We're all ourselves, obviously, but different relationships bring about different reactions. You don't treat your mom like your sibling, or your coworker like your customer.
And a great deal of interpersonal conflict comes with treating one sort of relationship like a different kind. We see it in all manner of things from "stop kissing the boss's ass" to "mind your place."
A lot of the more active incidents during my time working in security came from people who thought they could treat me like the waiter while I was on duty.
Bear in mind, this is NOT a case of my ego needing fulfillment, but a case of everyone involved performing the societal roles we chose to take on.
However, in the arts world I see a blurred line.
Specifically, that between coworker and audience member ("fan" is a subset).
Etiquette hasn't quite caught up to this, especially social media wise.

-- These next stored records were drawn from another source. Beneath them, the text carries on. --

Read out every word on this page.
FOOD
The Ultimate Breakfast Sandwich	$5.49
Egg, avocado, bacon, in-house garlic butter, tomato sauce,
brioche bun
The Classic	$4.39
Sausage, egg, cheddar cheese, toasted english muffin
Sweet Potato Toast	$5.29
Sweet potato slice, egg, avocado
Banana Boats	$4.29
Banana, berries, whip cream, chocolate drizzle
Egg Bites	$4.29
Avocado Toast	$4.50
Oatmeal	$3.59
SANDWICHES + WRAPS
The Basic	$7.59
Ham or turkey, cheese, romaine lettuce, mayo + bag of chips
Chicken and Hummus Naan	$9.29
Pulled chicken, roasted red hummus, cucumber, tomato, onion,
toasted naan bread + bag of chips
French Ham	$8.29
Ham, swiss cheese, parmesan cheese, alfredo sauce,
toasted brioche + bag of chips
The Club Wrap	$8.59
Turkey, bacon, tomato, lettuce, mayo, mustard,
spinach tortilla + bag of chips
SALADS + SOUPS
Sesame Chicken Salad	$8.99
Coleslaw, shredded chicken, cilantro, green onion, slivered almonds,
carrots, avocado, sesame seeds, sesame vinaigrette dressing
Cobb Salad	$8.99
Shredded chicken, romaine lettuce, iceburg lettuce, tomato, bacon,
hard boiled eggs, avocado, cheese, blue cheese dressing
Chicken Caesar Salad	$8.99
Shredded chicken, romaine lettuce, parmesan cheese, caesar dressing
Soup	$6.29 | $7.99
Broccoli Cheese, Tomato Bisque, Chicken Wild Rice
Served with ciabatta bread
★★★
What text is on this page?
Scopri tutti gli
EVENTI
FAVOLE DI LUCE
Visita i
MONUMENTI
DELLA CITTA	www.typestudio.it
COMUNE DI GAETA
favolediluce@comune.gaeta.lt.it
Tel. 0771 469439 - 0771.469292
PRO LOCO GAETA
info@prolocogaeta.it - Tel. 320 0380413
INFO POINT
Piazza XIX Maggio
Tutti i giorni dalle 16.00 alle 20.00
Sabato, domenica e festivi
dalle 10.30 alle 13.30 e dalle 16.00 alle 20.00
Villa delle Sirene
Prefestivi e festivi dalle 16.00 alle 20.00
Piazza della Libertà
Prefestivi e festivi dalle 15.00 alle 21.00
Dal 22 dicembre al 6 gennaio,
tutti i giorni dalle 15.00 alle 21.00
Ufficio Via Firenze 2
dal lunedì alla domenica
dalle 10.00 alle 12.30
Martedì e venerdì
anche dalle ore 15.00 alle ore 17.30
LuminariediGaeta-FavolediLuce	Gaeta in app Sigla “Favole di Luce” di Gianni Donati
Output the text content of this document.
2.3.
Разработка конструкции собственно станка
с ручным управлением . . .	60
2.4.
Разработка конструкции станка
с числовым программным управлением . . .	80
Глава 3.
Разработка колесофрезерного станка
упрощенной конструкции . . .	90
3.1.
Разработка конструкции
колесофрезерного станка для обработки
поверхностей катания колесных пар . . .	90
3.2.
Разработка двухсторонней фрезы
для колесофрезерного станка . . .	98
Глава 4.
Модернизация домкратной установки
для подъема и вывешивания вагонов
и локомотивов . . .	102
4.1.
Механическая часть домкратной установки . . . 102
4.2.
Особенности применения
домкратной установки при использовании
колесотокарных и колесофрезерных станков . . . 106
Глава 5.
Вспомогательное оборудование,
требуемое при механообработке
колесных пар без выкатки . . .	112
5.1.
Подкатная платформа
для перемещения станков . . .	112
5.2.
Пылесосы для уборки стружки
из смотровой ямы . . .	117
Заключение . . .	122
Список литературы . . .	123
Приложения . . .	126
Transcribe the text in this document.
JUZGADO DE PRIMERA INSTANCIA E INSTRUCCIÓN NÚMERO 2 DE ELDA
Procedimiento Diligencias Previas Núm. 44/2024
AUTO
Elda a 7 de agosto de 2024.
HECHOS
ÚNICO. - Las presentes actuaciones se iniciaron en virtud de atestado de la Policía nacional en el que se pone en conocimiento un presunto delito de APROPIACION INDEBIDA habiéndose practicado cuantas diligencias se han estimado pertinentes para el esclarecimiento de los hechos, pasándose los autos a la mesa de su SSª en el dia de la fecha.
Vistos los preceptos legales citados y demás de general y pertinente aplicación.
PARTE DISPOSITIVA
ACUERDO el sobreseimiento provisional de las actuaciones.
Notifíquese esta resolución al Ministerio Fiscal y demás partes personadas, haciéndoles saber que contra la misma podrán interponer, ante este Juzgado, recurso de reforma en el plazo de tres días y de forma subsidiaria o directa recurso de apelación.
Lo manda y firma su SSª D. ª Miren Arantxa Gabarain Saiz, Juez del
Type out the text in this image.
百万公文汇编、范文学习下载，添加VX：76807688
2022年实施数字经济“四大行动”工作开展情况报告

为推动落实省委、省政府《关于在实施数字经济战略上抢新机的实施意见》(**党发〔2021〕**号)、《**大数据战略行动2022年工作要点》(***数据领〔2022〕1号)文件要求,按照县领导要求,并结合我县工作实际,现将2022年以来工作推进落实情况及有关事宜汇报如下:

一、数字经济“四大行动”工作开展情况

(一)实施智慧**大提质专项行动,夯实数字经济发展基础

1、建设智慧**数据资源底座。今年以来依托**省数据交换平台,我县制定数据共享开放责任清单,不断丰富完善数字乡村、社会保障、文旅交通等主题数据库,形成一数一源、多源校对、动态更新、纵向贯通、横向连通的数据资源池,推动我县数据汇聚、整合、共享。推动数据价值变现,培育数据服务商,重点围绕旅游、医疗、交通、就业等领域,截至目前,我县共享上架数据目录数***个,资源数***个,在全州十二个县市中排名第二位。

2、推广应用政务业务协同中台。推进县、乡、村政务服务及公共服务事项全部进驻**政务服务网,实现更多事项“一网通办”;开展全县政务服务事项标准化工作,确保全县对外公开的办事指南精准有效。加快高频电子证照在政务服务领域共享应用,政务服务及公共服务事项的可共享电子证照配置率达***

I can only speak from my own sense of decorum. But it boils down to, "don't treat a colleague like an audience member."
An expansion, I think, on "don't treat a coworker like a customer."
It's not that one is inherently greater or lesser, but they are different. And mixing them up denotes not paying attention, if not a lack of respect.
So, if I work on a project with someone and they add me, cool. That's a network contact. Fair enough.
However, the next direct contact needs to reinforce that.
If I do a project with someone, they add me, and the next contact I get from them is asking for a like, a view, or (Odin help me), some crowdfunding link?
Now they've approached me as a colleague, then treated me like an audience member.
And pissed me off in the process.
Maybe I'm a rare bird in this, but I don't think I'm particularly off-base.
And I'm starting to call people out about it.
Its amazing how people react when they put out a badly personalized request only to be met with a neutral, "why?"
So tell me, braintrust: do I have some kind of emotional quirk about this or am I being legit in my affrontery here?